The Street is pricing in a high probability of a Fed cut. I still think the Fed doesn't have the margin to do so, but profit statements involved with the "real" economy seem to support the Street. Caterpillar:
The company said several key U.S. industries it serves, including trucking and nonmetal mining, are "in recession," and its machinery sales to nonresidential builders are declining as fast as sales to the residential building industry, which it said was in "severe recession."
Caterpillar said a number of factors weighed on third-quarter results, including higher manufacturing and material costs, which increased core operating costs by $294 million.
It said the tightening of the credit markets in recent months has not had a significant impact on its own borrowings. But it said loan delinquencies of more than 30 days at its Cat Financial unit, which finances equipment purchases by the company's customers, jumped to 2.52 percent at September 30 from 1.89 percent a year earlier.
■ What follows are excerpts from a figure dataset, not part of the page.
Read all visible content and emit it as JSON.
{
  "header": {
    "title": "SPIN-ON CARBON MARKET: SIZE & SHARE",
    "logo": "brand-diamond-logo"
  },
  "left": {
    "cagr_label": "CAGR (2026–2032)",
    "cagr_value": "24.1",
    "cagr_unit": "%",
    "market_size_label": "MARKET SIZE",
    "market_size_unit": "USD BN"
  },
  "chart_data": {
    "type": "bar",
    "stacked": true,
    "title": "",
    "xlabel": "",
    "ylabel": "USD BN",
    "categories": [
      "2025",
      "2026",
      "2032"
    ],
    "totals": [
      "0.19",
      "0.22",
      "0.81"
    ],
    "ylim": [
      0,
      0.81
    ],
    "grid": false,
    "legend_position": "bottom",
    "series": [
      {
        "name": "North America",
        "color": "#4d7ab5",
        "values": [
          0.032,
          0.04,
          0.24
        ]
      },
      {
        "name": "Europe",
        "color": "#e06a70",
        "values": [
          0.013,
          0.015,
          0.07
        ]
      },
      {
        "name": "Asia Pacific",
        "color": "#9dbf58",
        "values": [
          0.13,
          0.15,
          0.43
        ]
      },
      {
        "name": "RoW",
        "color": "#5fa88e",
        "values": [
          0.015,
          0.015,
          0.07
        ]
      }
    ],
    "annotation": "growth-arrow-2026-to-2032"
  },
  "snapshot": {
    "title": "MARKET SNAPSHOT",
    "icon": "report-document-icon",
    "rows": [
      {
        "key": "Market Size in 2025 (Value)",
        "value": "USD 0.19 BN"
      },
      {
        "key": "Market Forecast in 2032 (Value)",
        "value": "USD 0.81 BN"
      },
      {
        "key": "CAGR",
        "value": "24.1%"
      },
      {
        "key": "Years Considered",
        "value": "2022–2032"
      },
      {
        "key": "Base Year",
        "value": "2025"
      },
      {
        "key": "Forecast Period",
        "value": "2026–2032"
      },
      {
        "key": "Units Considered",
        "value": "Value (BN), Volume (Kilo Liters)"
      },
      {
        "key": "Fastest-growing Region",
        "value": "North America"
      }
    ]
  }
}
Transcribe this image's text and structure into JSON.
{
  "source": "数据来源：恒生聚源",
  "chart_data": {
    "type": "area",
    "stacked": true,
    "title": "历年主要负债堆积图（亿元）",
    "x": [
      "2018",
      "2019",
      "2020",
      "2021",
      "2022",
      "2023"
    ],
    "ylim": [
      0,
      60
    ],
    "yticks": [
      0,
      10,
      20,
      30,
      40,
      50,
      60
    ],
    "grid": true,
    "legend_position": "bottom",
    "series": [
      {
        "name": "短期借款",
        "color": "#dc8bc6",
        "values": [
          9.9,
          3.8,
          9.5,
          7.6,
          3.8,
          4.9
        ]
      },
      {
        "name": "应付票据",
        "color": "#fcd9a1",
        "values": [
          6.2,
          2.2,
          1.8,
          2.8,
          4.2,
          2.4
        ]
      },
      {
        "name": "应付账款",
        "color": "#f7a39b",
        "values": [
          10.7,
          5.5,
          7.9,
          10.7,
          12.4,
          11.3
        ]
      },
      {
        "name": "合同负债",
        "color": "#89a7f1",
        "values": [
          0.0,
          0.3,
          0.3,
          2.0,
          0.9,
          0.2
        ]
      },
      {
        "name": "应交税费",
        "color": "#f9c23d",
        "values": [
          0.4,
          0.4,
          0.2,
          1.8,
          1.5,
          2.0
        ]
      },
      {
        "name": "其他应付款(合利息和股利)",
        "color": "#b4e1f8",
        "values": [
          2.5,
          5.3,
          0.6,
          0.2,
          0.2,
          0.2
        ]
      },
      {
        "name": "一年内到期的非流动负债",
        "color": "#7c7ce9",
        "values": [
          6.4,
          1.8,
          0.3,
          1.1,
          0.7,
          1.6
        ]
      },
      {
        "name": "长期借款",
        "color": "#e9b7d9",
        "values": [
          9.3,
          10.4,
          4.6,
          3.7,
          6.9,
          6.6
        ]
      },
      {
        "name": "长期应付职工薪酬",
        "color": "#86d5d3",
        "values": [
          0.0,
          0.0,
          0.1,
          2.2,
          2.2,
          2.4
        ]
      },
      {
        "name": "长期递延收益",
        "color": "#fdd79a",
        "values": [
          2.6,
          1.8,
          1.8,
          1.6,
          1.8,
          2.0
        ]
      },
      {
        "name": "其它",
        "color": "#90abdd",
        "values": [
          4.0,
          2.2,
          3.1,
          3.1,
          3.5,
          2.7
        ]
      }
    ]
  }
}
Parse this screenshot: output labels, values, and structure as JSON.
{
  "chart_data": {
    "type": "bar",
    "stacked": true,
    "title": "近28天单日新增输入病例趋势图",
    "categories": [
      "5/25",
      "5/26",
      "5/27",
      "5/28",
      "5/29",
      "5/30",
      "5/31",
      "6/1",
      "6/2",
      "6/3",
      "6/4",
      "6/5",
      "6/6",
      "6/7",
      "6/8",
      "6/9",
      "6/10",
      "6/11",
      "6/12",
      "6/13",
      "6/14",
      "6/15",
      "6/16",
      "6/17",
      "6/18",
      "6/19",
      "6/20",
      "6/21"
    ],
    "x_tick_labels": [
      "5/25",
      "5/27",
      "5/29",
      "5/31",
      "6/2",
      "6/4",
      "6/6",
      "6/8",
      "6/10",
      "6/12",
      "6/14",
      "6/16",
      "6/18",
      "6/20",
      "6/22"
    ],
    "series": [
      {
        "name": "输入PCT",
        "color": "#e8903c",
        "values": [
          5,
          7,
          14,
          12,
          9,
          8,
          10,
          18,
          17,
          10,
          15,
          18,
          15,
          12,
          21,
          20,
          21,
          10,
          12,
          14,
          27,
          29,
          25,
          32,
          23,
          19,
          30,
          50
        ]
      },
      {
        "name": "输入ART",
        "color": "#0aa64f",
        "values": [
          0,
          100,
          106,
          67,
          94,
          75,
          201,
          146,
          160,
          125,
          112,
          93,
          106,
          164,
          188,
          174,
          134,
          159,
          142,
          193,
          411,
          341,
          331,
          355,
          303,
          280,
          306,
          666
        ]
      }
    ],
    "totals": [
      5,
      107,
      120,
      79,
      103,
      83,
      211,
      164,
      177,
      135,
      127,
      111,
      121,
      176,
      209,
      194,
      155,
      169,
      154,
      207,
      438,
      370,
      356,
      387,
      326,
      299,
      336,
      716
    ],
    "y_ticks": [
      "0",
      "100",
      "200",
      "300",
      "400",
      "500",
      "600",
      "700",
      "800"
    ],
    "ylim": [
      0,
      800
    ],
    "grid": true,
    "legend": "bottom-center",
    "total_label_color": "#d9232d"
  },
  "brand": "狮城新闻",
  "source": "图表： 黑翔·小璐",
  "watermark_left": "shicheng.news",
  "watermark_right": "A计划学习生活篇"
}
"Most of this increase is related to North America and is specifically related to the downturn in the housing market," Caterpillar said.
As for profit, 19% of the increase derived from currency fluctuations. Caterpillar's forecasts are based on the idea that GDP in 2008 will grow 1.5%.

There's a nice roundup of housing-related news at Seeking Alpha. Treasuries are shooting up in price (lower yield), and it looks like the weekly gain is going to be the highest in about 5 years. The Super SIV M-LEC has obviously failed to improve the market. Credit swaps are shooting up. The attitude of many observers is best summed up by opening line in this M-LEC article:
YOU know a market has seen better days when some of its leading actors are compared to a deadly virus.
An excellent, excellent post by Tanta at Calculated Risk, but first skim this one. These posts are about FHA downpayment assistance programs. Please keep in mind that delinquency rates on FHA mortgages crossed the 12% line this summer, and studies have proven that down-payment assistance programs from certain types of organizations are strongly correlated to defaults.